Example: Min/Max Angle


The Min/Max Angles remove instances based on the angle of the underlying geometry. These options can be used to remove geometry from steep areas as well as shallow areas.


Slope Limitation is disabled

Min/Max Angles = 0.0° - 45.0°

Min/Max Angle = 0.0° - 20.0°

Min/Max Angle = 5.0° - 20.0°


Altitude Limitations


Enable Altitude LimitationsToggles the altitude limitations parameters on and off. Altitude defines a height range (in cm) for the scattered geometry to distribute on.

Altitude Limit Mode – Determines the coordinates space used for determining altitude.

Position Independent – The altitude of the surface points on each individual distribute-on object is evaluated relative to the object center while the object rotation and scale still affect the altitude.
World – The altitude of the surface points on each individual distribute-on object is evaluated in world space (after all transforms).

Min Altitude – Determines the minimum altituge range for the scatter objects. Objects below this threshold are not rendered. 

Max Altitude – Determines the maximum altitude range for the scatter objects. Objects above this threshold are not rendered.

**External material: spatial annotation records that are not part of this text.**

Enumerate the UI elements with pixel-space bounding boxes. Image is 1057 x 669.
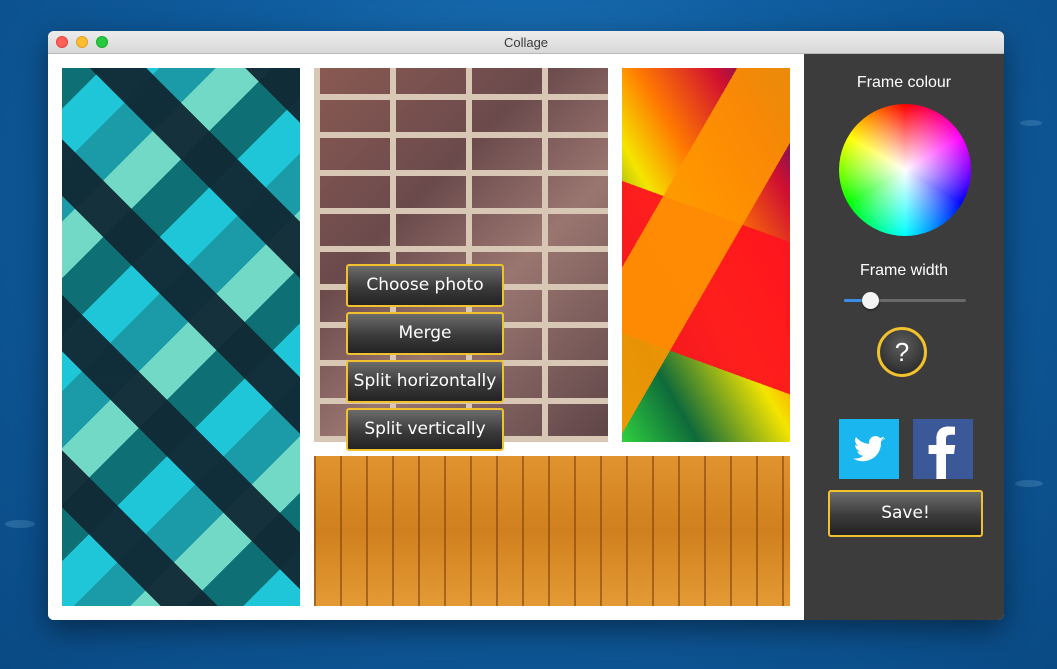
slider-thumb[interactable] bbox=[862, 292, 880, 309]
frame-colour-label: Frame colour bbox=[856, 74, 952, 91]
help-icon[interactable]: ? bbox=[877, 327, 927, 377]
collage-canvas: Choose photo Merge Split horizontally Sp… bbox=[48, 54, 804, 620]
frame-width-label: Frame width bbox=[859, 262, 949, 279]
collage-photo-teal-squares[interactable] bbox=[62, 68, 300, 606]
facebook-share-button[interactable] bbox=[913, 419, 973, 479]
collage-photo-polygon-art[interactable] bbox=[622, 68, 790, 442]
facebook-icon bbox=[928, 426, 956, 479]
background-fish bbox=[5, 520, 35, 528]
title-bar[interactable]: Collage bbox=[48, 31, 1004, 54]
twitter-icon bbox=[853, 435, 885, 462]
split-horizontally-button[interactable]: Split horizontally bbox=[346, 360, 504, 403]
collage-photo-wood-planks[interactable] bbox=[314, 456, 790, 606]
window-title: Collage bbox=[503, 35, 549, 50]
cell-context-menu: Choose photo Merge Split horizontally Sp… bbox=[346, 264, 506, 456]
settings-sidebar: Frame colour Frame width ? Save! bbox=[804, 54, 1004, 620]
twitter-share-button[interactable] bbox=[839, 419, 899, 479]
save-button[interactable]: Save! bbox=[828, 490, 983, 537]
app-window: Collage Choose photo Merge Split horizon… bbox=[48, 31, 1004, 620]
merge-button[interactable]: Merge bbox=[346, 312, 504, 355]
choose-photo-button[interactable]: Choose photo bbox=[346, 264, 504, 307]
background-fish bbox=[1015, 480, 1043, 487]
color-wheel-icon[interactable] bbox=[839, 104, 971, 236]
split-vertically-button[interactable]: Split vertically bbox=[346, 408, 504, 451]
background-fish bbox=[1020, 120, 1042, 126]
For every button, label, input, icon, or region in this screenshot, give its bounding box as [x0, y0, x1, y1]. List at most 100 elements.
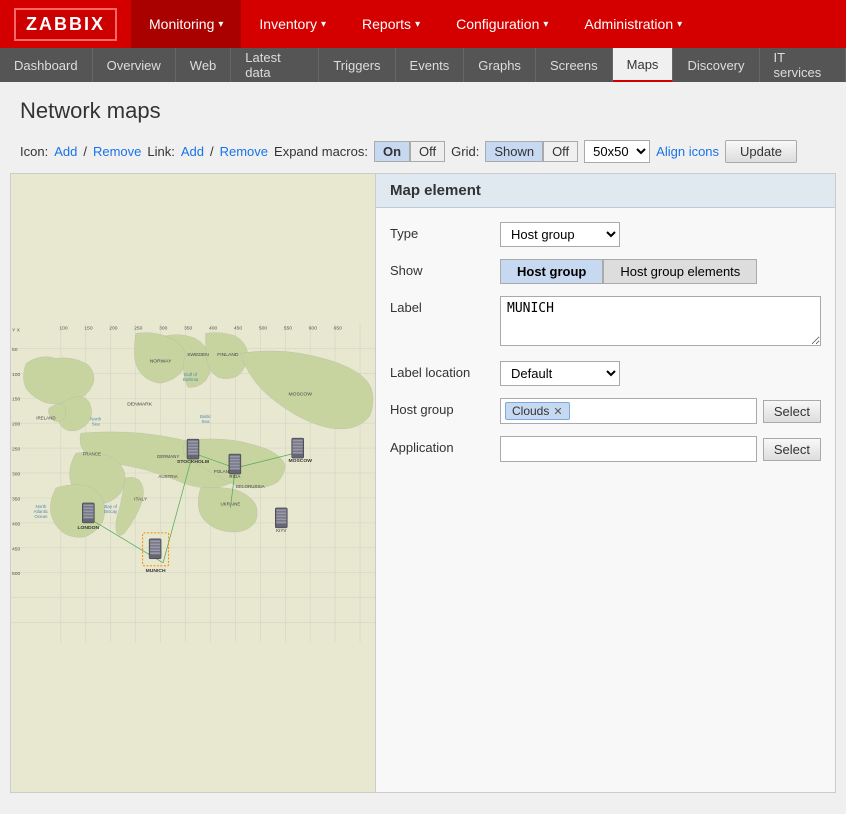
- svg-text:Bothnia: Bothnia: [183, 377, 199, 382]
- remove-icon-link[interactable]: Remove: [93, 144, 141, 159]
- svg-text:600: 600: [309, 325, 318, 331]
- show-buttons: Host group Host group elements: [500, 259, 821, 284]
- nav-graphs[interactable]: Graphs: [464, 48, 536, 82]
- add-link-link[interactable]: Add: [181, 144, 204, 159]
- show-row: Show Host group Host group elements: [390, 259, 821, 284]
- panel-body: Type Host group Host Trigger Map Image S…: [376, 208, 835, 488]
- chevron-down-icon: ▾: [543, 19, 548, 30]
- element-panel: Map element Type Host group Host Trigger…: [376, 173, 836, 793]
- label-location-row: Label location Default Bottom Left Right…: [390, 361, 821, 386]
- host-group-select-button[interactable]: Select: [763, 400, 821, 423]
- nav-events[interactable]: Events: [396, 48, 465, 82]
- grid-off[interactable]: Off: [543, 141, 578, 162]
- nav-web[interactable]: Web: [176, 48, 232, 82]
- label-location-control: Default Bottom Left Right Top: [500, 361, 821, 386]
- svg-text:Ocean: Ocean: [34, 514, 48, 519]
- link-label: Link:: [147, 144, 174, 159]
- label-label: Label: [390, 296, 500, 315]
- nav-inventory[interactable]: Inventory ▾: [241, 0, 344, 48]
- svg-text:RIGA: RIGA: [229, 474, 240, 479]
- align-icons-link[interactable]: Align icons: [656, 144, 719, 159]
- nav-dashboard[interactable]: Dashboard: [0, 48, 93, 82]
- nav-triggers[interactable]: Triggers: [319, 48, 395, 82]
- svg-text:LONDON: LONDON: [78, 525, 100, 531]
- nav-configuration[interactable]: Configuration ▾: [438, 0, 566, 48]
- svg-text:KIYV: KIYV: [276, 528, 286, 533]
- svg-text:50: 50: [12, 347, 18, 353]
- expand-macros-toggle[interactable]: On Off: [374, 141, 445, 162]
- top-navigation: ZABBIX Monitoring ▾ Inventory ▾ Reports …: [0, 0, 846, 48]
- grid-size-select[interactable]: 10x10 20x20 40x40 50x50 75x75: [584, 140, 650, 163]
- show-host-group-elements-button[interactable]: Host group elements: [603, 259, 757, 284]
- grid-visibility-toggle[interactable]: Shown Off: [485, 141, 578, 162]
- host-group-label: Host group: [390, 398, 500, 417]
- application-input-area: Select: [500, 436, 821, 462]
- svg-text:200: 200: [12, 422, 21, 428]
- nav-discovery[interactable]: Discovery: [673, 48, 759, 82]
- expand-label: Expand macros:: [274, 144, 368, 159]
- svg-text:550: 550: [284, 325, 293, 331]
- chevron-down-icon: ▾: [218, 19, 223, 30]
- logo-area[interactable]: ZABBIX: [0, 0, 131, 48]
- show-control: Host group Host group elements: [500, 259, 821, 284]
- nav-overview[interactable]: Overview: [93, 48, 176, 82]
- svg-text:NORWAY: NORWAY: [150, 358, 172, 364]
- update-button[interactable]: Update: [725, 140, 797, 163]
- type-select[interactable]: Host group Host Trigger Map Image: [500, 222, 620, 247]
- map-container[interactable]: 100 150 200 250 300 350 400 450 500 550 …: [10, 173, 376, 793]
- svg-text:North: North: [35, 504, 46, 509]
- top-nav-items: Monitoring ▾ Inventory ▾ Reports ▾ Confi…: [131, 0, 700, 48]
- svg-text:Sea: Sea: [201, 419, 209, 424]
- expand-off[interactable]: Off: [410, 141, 445, 162]
- page-title: Network maps: [0, 82, 846, 134]
- remove-tag-icon[interactable]: ✕: [553, 405, 562, 418]
- svg-text:100: 100: [59, 325, 68, 331]
- remove-link-link[interactable]: Remove: [220, 144, 268, 159]
- application-select-button[interactable]: Select: [763, 438, 821, 461]
- svg-text:100: 100: [12, 372, 21, 378]
- show-host-group-button[interactable]: Host group: [500, 259, 603, 284]
- chevron-down-icon: ▾: [321, 19, 326, 30]
- nav-it-services[interactable]: IT services: [760, 48, 846, 82]
- grid-shown[interactable]: Shown: [485, 141, 543, 162]
- svg-text:Atlantic: Atlantic: [34, 509, 49, 514]
- clouds-tag[interactable]: Clouds ✕: [505, 402, 570, 420]
- nav-maps[interactable]: Maps: [613, 48, 674, 82]
- svg-text:250: 250: [12, 447, 21, 453]
- svg-text:SWEDEN: SWEDEN: [187, 352, 209, 358]
- grid-label: Grid:: [451, 144, 479, 159]
- toolbar: Icon: Add / Remove Link: Add / Remove Ex…: [0, 134, 846, 173]
- application-tags[interactable]: [500, 436, 757, 462]
- label-location-select[interactable]: Default Bottom Left Right Top: [500, 361, 620, 386]
- svg-text:400: 400: [12, 521, 21, 527]
- svg-text:250: 250: [134, 325, 143, 331]
- svg-text:MOSCOW: MOSCOW: [288, 458, 312, 464]
- application-control: Select: [500, 436, 821, 462]
- label-row: Label MUNICH: [390, 296, 821, 349]
- type-label: Type: [390, 222, 500, 241]
- nav-latest-data[interactable]: Latest data: [231, 48, 319, 82]
- host-group-tags[interactable]: Clouds ✕: [500, 398, 757, 424]
- svg-text:ITALY: ITALY: [134, 496, 148, 502]
- type-row: Type Host group Host Trigger Map Image: [390, 222, 821, 247]
- label-textarea[interactable]: MUNICH: [500, 296, 821, 346]
- svg-text:FRANCE: FRANCE: [83, 452, 101, 457]
- svg-text:GERMANY: GERMANY: [157, 454, 180, 459]
- svg-text:AUSTRIA: AUSTRIA: [158, 474, 177, 479]
- expand-on[interactable]: On: [374, 141, 410, 162]
- svg-text:STOCKHOLM: STOCKHOLM: [177, 459, 209, 465]
- add-icon-link[interactable]: Add: [54, 144, 77, 159]
- nav-screens[interactable]: Screens: [536, 48, 613, 82]
- nav-reports[interactable]: Reports ▾: [344, 0, 438, 48]
- svg-text:BELORUSSIA: BELORUSSIA: [236, 484, 265, 489]
- network-map: 100 150 200 250 300 350 400 450 500 550 …: [11, 174, 375, 792]
- nav-monitoring[interactable]: Monitoring ▾: [131, 0, 241, 48]
- svg-text:Sea: Sea: [92, 422, 100, 427]
- svg-text:300: 300: [12, 472, 21, 478]
- svg-text:350: 350: [184, 325, 193, 331]
- svg-text:IRELAND: IRELAND: [36, 416, 56, 421]
- nav-administration[interactable]: Administration ▾: [566, 0, 700, 48]
- content-area: 100 150 200 250 300 350 400 450 500 550 …: [10, 173, 836, 793]
- svg-text:400: 400: [209, 325, 218, 331]
- svg-text:500: 500: [12, 571, 21, 577]
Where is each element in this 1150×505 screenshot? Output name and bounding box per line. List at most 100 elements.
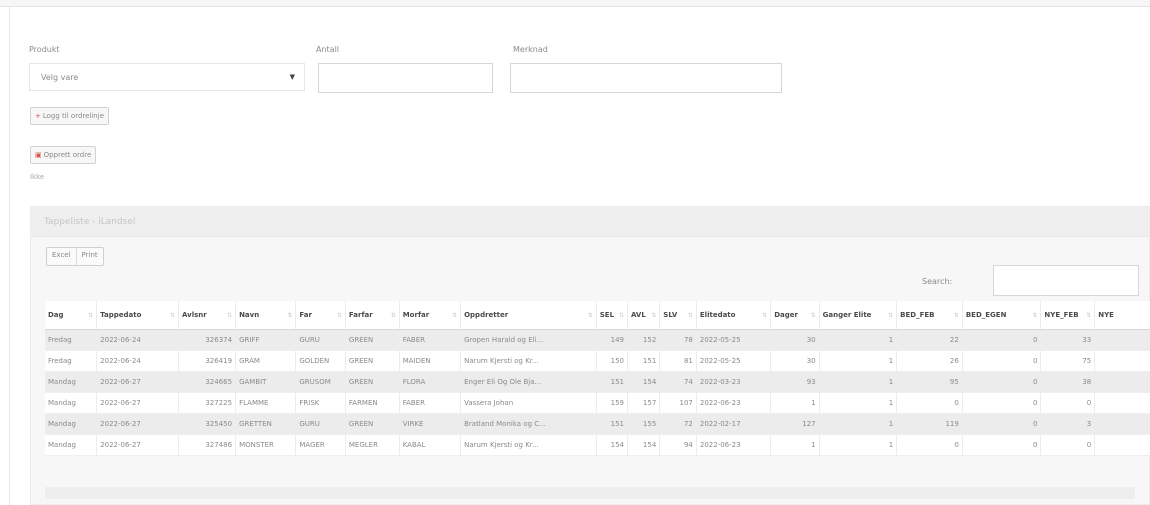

See the example for more information.




Example: Altitude Limitation

Setting the Max Altitude to 5000.000 cm (500m) limits the scattered trees to that height.


off Before image
max altitude 50000 After image


Falloff Curve



The Falloff Curve specifies the density of the scattered objects depending on their altitude.

Lowering the point on the left side of the curve results in lowering the density of the objects closer to the minimum altitude range. Lowering the point on the right side of the curve results in lowering the density of the objects close to the maximum altitude range.

The Expand button opens the Falloff Curve in a separate window.